I am guessing that someone at Activeworlds has a complete catalogue – they make, package and SELL this content, and they commissioned its design and manufacture. I hazard to suggest they could provide this meta data to us in a form that would allow us to build a web-catalogue that could be used in-world and obviate the need for an object yard. More importantly, if the list is categorised it would allow us to SEARCH – watching kids work, when they want something the SEARCH for it [yes, admittedly most jump straight onto Google, but none the less the idea of using a search engine is not new and not silly] – it is a contemporary 21C skill and something we should provide as a basic service to our builders.

The list/web catalogue could be extensible, branded and pretty. It could allow us to easily add new clusters of objects [by updating things in the object path when new types of things are needed and making appropriate additions to the catalogue] and it could be organised – categories of objects would not be hard, and we could have subsetted versions for different audiences, and the language could suit them – from toddler [click on the pretty] to tweenie [that one is soooo lame, but that one is, like, cool].

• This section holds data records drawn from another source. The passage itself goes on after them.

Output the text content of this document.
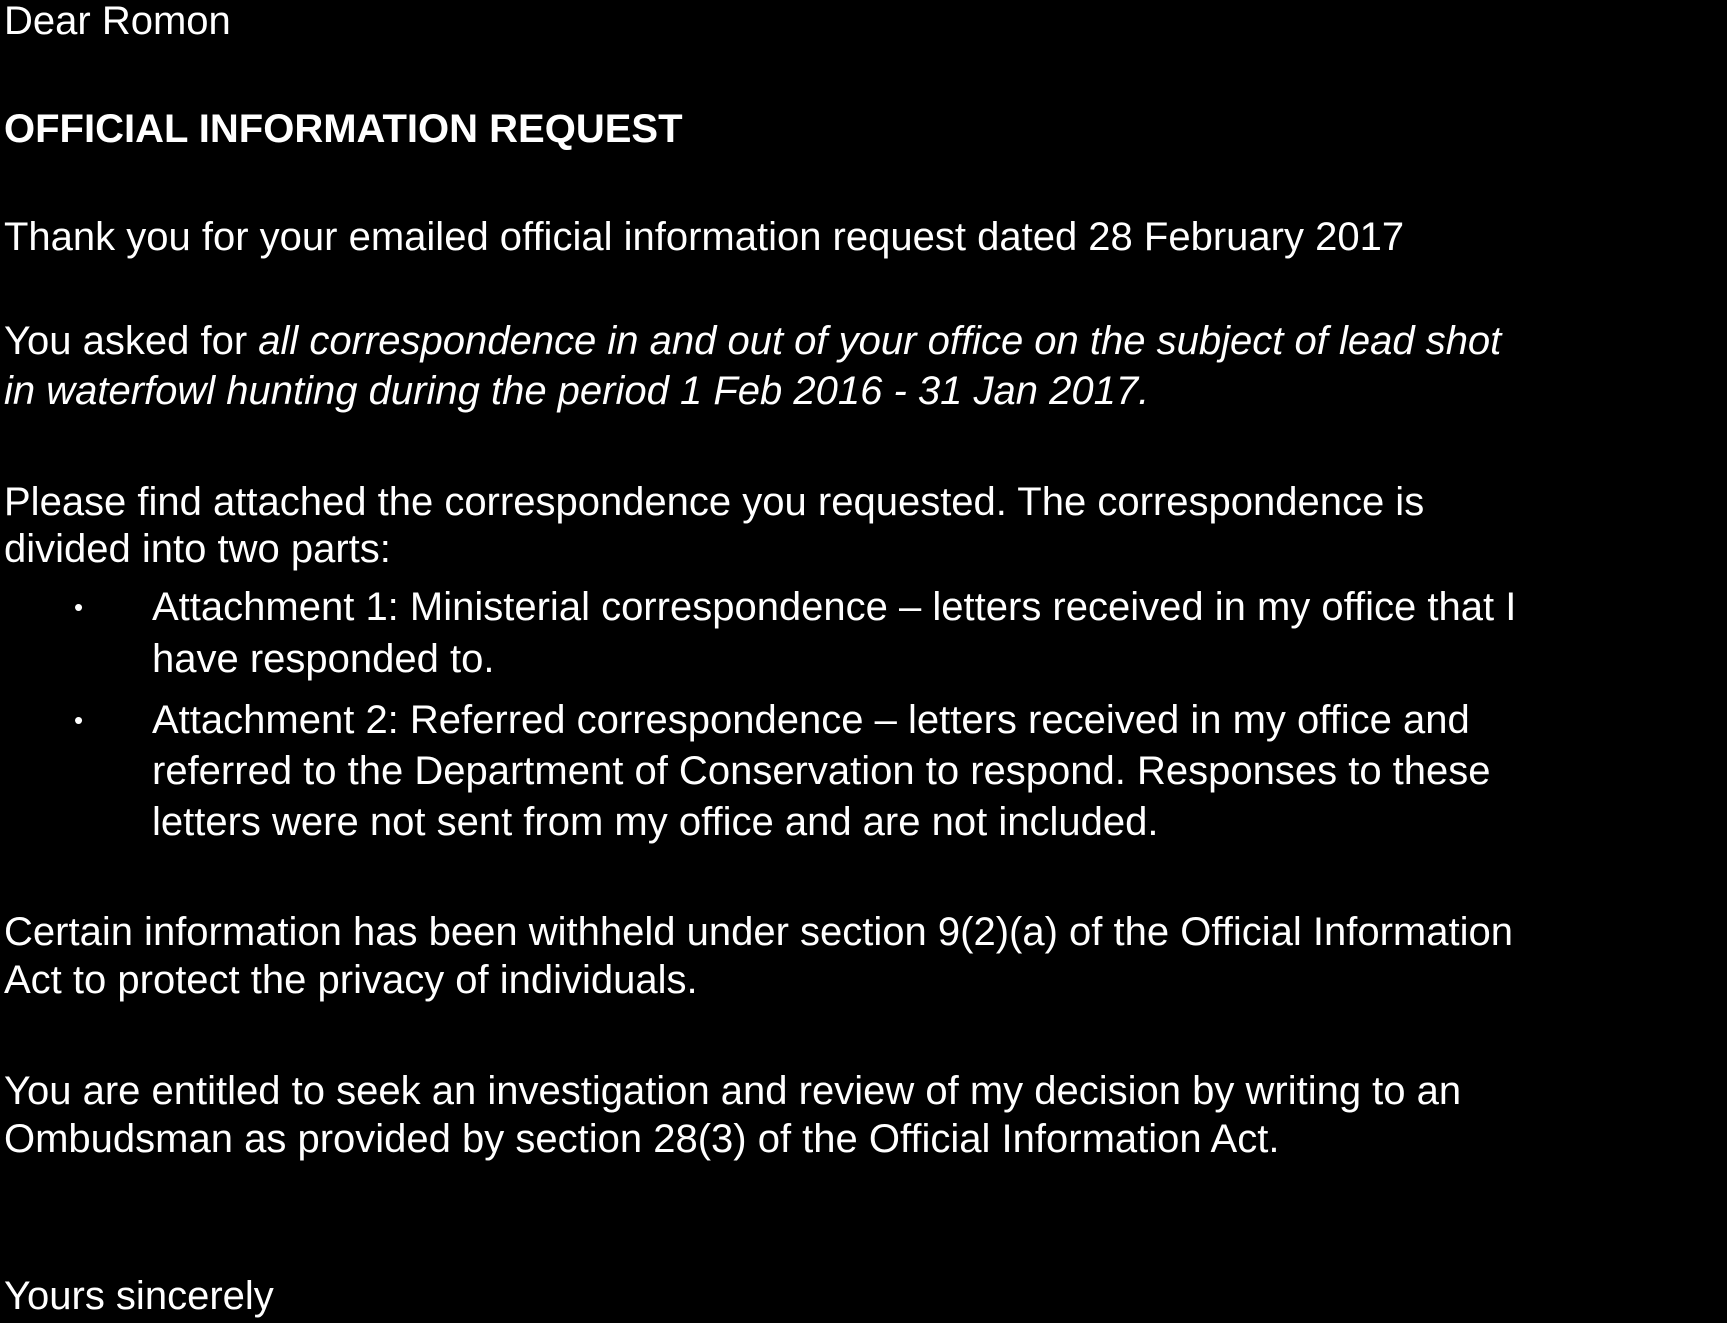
Dear Romon
OFFICIAL INFORMATION REQUEST
Thank you for your emailed official information request dated 28 February 2017
You asked for all correspondence in and out of your office on the subject of lead shot
in waterfowl hunting during the period 1 Feb 2016 - 31 Jan 2017.
Please find attached the correspondence you requested. The correspondence is
divided into two parts:
• Attachment 1: Ministerial correspondence – letters received in my office that I
have responded to.
• Attachment 2: Referred correspondence – letters received in my office and
referred to the Department of Conservation to respond. Responses to these
letters were not sent from my office and are not included.
Certain information has been withheld under section 9(2)(a) of the Official Information
Act to protect the privacy of individuals.
You are entitled to seek an investigation and review of my decision by writing to an
Ombudsman as provided by section 28(3) of the Official Information Act.
Yours sincerely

I am, however, confused as to why this is not done. Seriously. Genuinely flummoxed as to how builders in ActiveWorlds put up with the status quo because the status is not … quo. Just because that is how it has been done it does not predicate how it CAN be done.  I must be missing something important, because this is sensible, surely … so why is it NOT an option? Can anyone enlighten me? Is there anyone actually reading this? Is the idea worthy of further exploration? How would we make such enquiries?